Originally Posted by
pbrower2a
One huge difference separates the United States from all of the prior Universal States: that the US is far more flexible. It keeps re-inventing itself as technologies change. It has its own tests for valid philosophies -- that they work. The ethnic composition of the USA has changed through immigration. Think of New England: a region that began as Puritan and Protestant is now largely Catholic even without mass conversions.
But even at that, the generational cycle operates as efficiently in America as it does anywhere else. Fads do not become institutions. Foreign ideas and customs assimilate Americans just as effectively as America assimilates immigrants. Impressionist painting, pizza, and classical music (I may have my bias, but I think that it will outlast every musical fad) are not American in origin.
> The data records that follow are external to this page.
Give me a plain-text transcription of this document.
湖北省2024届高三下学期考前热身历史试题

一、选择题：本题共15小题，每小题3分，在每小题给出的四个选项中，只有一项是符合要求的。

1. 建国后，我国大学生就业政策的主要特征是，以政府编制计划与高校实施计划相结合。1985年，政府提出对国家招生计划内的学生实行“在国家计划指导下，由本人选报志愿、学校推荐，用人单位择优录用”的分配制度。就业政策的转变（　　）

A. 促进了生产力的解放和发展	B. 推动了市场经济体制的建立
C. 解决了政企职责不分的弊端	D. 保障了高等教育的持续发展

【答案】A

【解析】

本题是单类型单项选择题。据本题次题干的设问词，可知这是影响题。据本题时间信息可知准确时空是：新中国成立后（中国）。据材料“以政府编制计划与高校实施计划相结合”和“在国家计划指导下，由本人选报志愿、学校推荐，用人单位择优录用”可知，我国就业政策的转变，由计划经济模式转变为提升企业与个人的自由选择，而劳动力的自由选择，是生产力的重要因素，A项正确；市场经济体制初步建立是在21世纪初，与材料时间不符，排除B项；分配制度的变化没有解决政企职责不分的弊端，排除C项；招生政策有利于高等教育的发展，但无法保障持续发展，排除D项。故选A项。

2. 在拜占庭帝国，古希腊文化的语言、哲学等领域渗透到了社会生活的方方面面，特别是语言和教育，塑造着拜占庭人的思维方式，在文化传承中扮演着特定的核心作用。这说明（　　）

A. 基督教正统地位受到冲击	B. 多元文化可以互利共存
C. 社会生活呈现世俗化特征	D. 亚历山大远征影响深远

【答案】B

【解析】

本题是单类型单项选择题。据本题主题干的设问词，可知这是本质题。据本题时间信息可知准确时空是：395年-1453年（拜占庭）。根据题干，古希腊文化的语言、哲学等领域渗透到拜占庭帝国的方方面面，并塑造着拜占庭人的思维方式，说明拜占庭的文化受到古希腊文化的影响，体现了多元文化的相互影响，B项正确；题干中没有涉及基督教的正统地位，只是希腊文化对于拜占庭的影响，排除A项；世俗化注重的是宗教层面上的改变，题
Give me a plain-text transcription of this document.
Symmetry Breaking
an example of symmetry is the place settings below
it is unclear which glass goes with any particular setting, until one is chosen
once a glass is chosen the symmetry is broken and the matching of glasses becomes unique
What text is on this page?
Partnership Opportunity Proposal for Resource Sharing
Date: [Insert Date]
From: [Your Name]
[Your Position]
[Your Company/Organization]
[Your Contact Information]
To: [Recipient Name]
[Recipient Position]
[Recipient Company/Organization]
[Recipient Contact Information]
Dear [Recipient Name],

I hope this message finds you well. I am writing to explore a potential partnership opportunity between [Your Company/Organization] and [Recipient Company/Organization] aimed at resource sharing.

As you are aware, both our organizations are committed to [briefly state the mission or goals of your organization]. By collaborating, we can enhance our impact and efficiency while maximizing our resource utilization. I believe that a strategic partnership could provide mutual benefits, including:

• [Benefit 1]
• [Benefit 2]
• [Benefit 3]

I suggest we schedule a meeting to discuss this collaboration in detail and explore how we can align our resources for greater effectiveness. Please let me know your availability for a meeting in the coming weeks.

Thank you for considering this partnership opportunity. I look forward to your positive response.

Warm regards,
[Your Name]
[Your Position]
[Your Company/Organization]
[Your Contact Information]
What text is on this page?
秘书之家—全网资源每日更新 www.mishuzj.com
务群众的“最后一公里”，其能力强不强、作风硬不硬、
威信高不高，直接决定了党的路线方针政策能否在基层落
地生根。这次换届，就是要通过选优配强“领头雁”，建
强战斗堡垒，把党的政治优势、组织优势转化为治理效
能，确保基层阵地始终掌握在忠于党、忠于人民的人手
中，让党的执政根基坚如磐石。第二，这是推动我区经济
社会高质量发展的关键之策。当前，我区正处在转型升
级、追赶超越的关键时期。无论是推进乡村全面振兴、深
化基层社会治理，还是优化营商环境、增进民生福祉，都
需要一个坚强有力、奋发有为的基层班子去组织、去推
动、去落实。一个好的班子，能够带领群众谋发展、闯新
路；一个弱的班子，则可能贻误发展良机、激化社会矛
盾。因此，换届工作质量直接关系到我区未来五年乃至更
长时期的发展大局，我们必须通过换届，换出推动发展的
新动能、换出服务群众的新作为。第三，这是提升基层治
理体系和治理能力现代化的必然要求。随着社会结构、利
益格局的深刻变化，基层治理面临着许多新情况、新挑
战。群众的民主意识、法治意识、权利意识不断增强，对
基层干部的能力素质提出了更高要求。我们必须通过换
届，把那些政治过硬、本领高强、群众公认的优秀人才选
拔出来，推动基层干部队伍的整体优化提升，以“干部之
Another: our generational cycle tends to break down pathological bureaucracies that fail to adapt. Consider the fascist blitzkrieg: we turned it on them, doing it even more effectively.
Bad businesses -- like Enrob Corporation and Montgomery-Ward -- go under irrespective of size. Does anyone not expect a huge shake-out of the banking industry in the next few years, with some giants going bankrupt? We find an alternation (most of the time) between small-government right-wingers and big-government left-wingers. The right-wingers usually keep the currency solid, promote the tried-and-true in culture and morals, and maintain the incentives for enterprise; the left-wingers promote social justice and investment in people while preventing an ossification of culture and morals. (Dubya looks like an anomaly, to be sure, as a right-winger who has debased the currency for the gain of special interests).
Liberal democracy proves more flexible than the alternatives whether of the recent (communism, fascism) or distant (monarchical absolutism) past as well as military rule that has appeared so often in all ages that it can't be considered atypical of any time. Should democracy die, then the "rise" chapter of American history has no need for further additions.
I look at the other manifestations of Toynbee's "Universal State", the political system that encompasses a whole civilization and then ossifies while decaying -- including the Roman Empire, ancient Sumer and Babylon, Pharaonic Egypt, Byzantium, several Chinese dynasties, the Aztec and Inca empires in the New World as well as the Spanish empire in the New World -- and the one that he did not live to see collapse (the Soviet Union). The systems all become repressive and exploitative, so fifth columns develop -- people who might see a barbarian invasion as liberation instead of the bane that an entrenched bureaucracy and a self-indulgent class of rent-seekers dread. Taxes soar to create security for the elites, and the poor get treated with increasing harshness both economic and legal. Perhaps the society does well what it did earlier... but that becomes increasingly stale.
Above all -- there are no barbarians at the gate. The last 'primitive' barbarians -- the Sioux, the Apache, the Zulu -- have been smashed as threats to any part of the West. Threats can come only from other civilizations.
Internal barbarians - the Brits call them "Chavs". Anyway, disaffected youths from the underclass who have no hope left. No frontier to settle, no way into the army, no way into jobs, and street entrepreneurship has become so totally illegal one might as well join the gangs and be doe with it. And people a lot smarter than I am have pointed out a lot earlier that the social structure thereof reverts to the tribal - the likeness between the punk in the gang colors and Achilles is no coincidence.
Not saying its inevitable. But any urbanized society has them.
How to spot a shill, by John Michael Greer: "What you watch for is (a) a brand new commenter who (b) has nothing to say about the topic under discussion but (c) trots out a smoothly written opinion piece that (d) hits all the standard talking points currently being used by a specific political or corporate interest, while (e) avoiding any other points anyone else has made on that subject."
"If the shoe fits..." The Grey Badger.